Local minima traps are a much discussed and widely experienced issue. I would say it is an active area of research, and hence there are differing views. Some claim there are no traps in an unconstrained optimisation (see work by H Rabitz group), but one has to consider that constraint covers lots of things, e.g. pulse amplitude limits, timeslot size, total energy available. I have found, in my reasonably limited personal experience, that as I increase the degrees of freedom more traps occur. How to avoid, counter, or escape, local traps is still much under discussion. The CRAB people in Ulm claim to have a partial solution using the latest version of their algorithm call adaptive CRAB. I believe there is published work on this too now.
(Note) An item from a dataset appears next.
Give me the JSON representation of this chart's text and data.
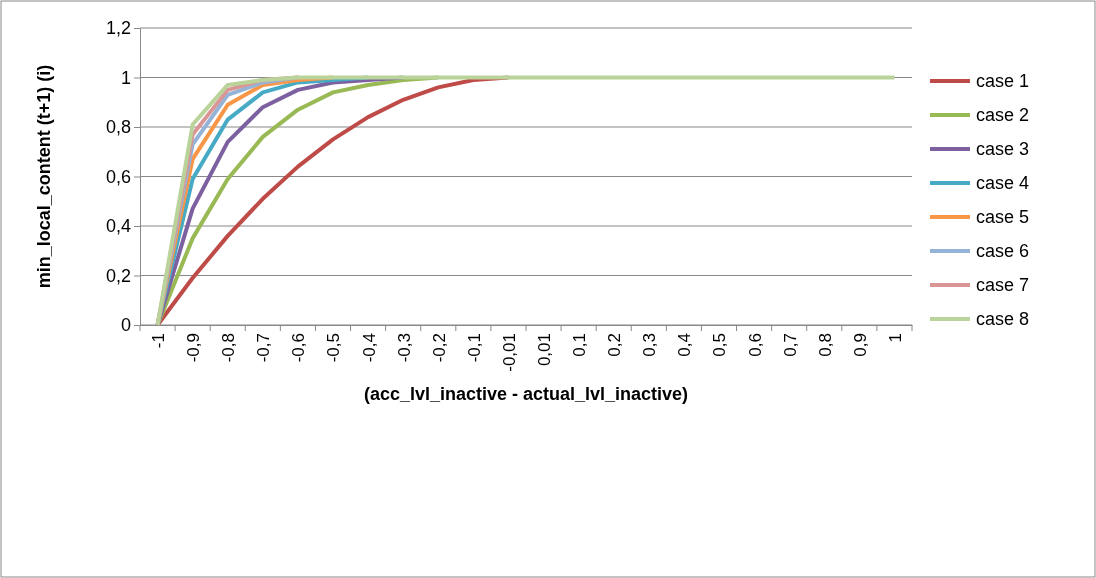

I know that they were/are working on extending qutip to include this method.
The blunt instrument used by most people is to run many optimisations based on different initial conditions and choose the solution with the best fidelity. Of course this does not mean that you have a global minima. Finding the global minima is literally a hard problem.
I would say that there is no reason to believe that the standard CRAB algorithm is less likely to fall in unwanted local minima. There are many reasons to use the CRAB algorithm. These are mainly around when you want a pulse that is more easily physically realised. Nelder-mead is considered to be the best method when you can't calculate the fidelity gradient with respect to your pulse parameters. If you can, then a gradient based algorithm usually converges faster. However, as mentioned previously, adaptive CRAB may help, but I have not tried it personally (yet).
I would say that 10 seconds per iteration seems very efficient for a system of the size you mention. This is very interesting.